The event included an informational poster board and an opportunity for students to speak with Accessibility Queen’s club members about the negative impact of using the word “retard” in everyday conversation. As a symbolic gesture, students were also able to pledge against using the word to signify allyship with individuals with disabilities. 

Accessibility Queen’s aims to raise awareness about issues surrounding people with disabilities.  This event is one of many events they host, including the annual Sexuality and Disability Summit. 

According to club co-chairs Clarabelle Lee and Odelle Ma, ArtSci ‘18, the decision to bring back this event was meant to raise awareness about use of the word.
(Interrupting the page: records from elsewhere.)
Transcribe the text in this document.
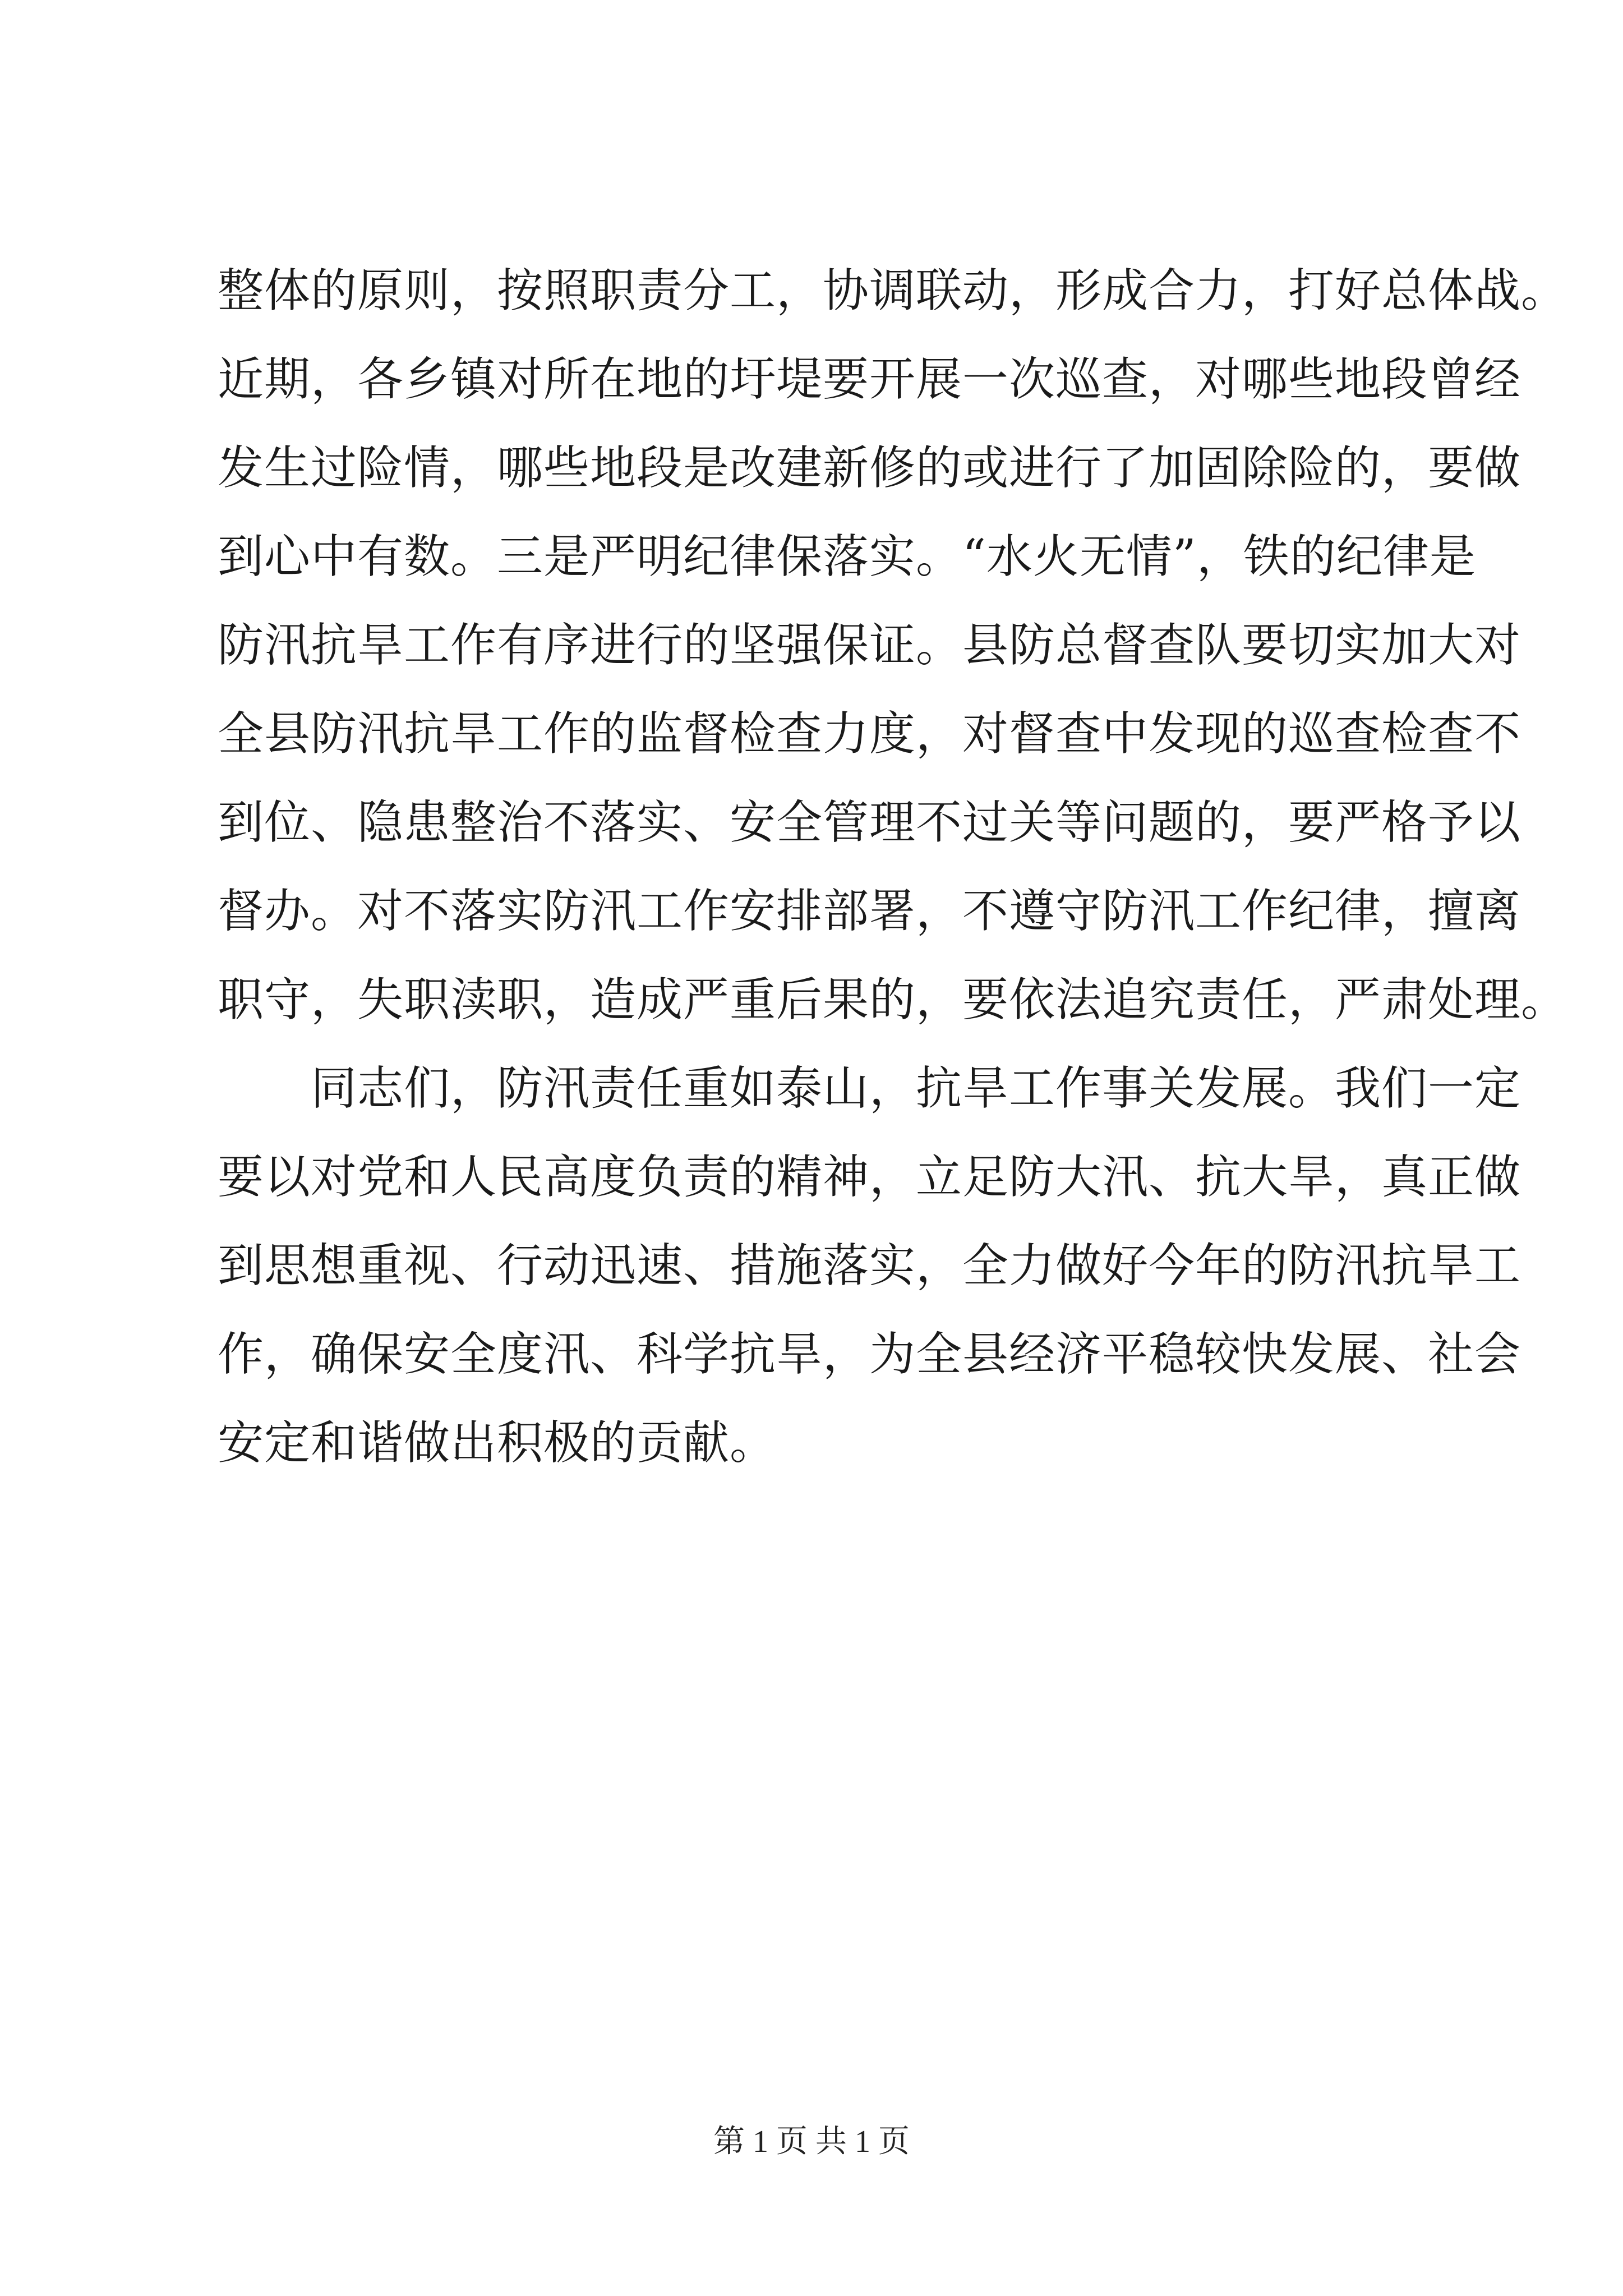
整体的原则，按照职责分工，协调联动，形成合力，打好总体战。
近期，各乡镇对所在地的圩堤要开展一次巡查，对哪些地段曾经
发生过险情，哪些地段是改建新修的或进行了加固除险的，要做
到心中有数。三是严明纪律保落实。“水火无情”，铁的纪律是
防汛抗旱工作有序进行的坚强保证。县防总督查队要切实加大对
全县防汛抗旱工作的监督检查力度，对督查中发现的巡查检查不
到位、隐患整治不落实、安全管理不过关等问题的，要严格予以
督办。对不落实防汛工作安排部署，不遵守防汛工作纪律，擅离
职守，失职渎职，造成严重后果的，要依法追究责任，严肃处理。
　　同志们，防汛责任重如泰山，抗旱工作事关发展。我们一定
要以对党和人民高度负责的精神，立足防大汛、抗大旱，真正做
到思想重视、行动迅速、措施落实，全力做好今年的防汛抗旱工
作，确保安全度汛、科学抗旱，为全县经济平稳较快发展、社会
安定和谐做出积极的贡献。
第 1 页 共 1 页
During her time on campus, Ma said the word has been used to negatively refer to those who have disabilities.  

“I still hear the ‘R-word’ being used in everyday conversation, so we definitely wanted an initiative that drew attention to the problem,” Ma told The Journal.  

AMS Commissioner of Social Issues Ramna Safeer shared her thoughts about the event and the use of the “R-word” with The Journal via email.  

“When a word that was historically used to refer to people with developmental and intellectual disabilities is used to describe things we find stupid or unpleasant, we’re conflating real people and their very real experiences with things that we find stupid and unpleasant,” Safeer wrote.

“By continuing to use the R-word, we perpetuate ideas that further stigmatize people with disabilities and give power to the systems of oppression...that [they] must navigate every single day,” she continued.

Accessibility Queen’s is also focused on the promotion of person-first language on campus, which involves referring to individuals as “living with a disability,” rather than as a “disabled person.” 

Ma and Lee also spoke to the importance of incorporating this style of speech into everyday conversation. They hope the End the Word event will encourage students to think proactively about the words they use. 

“There’s a dictionary full of words, so why choose one word that hurts a group of people?” Lee said.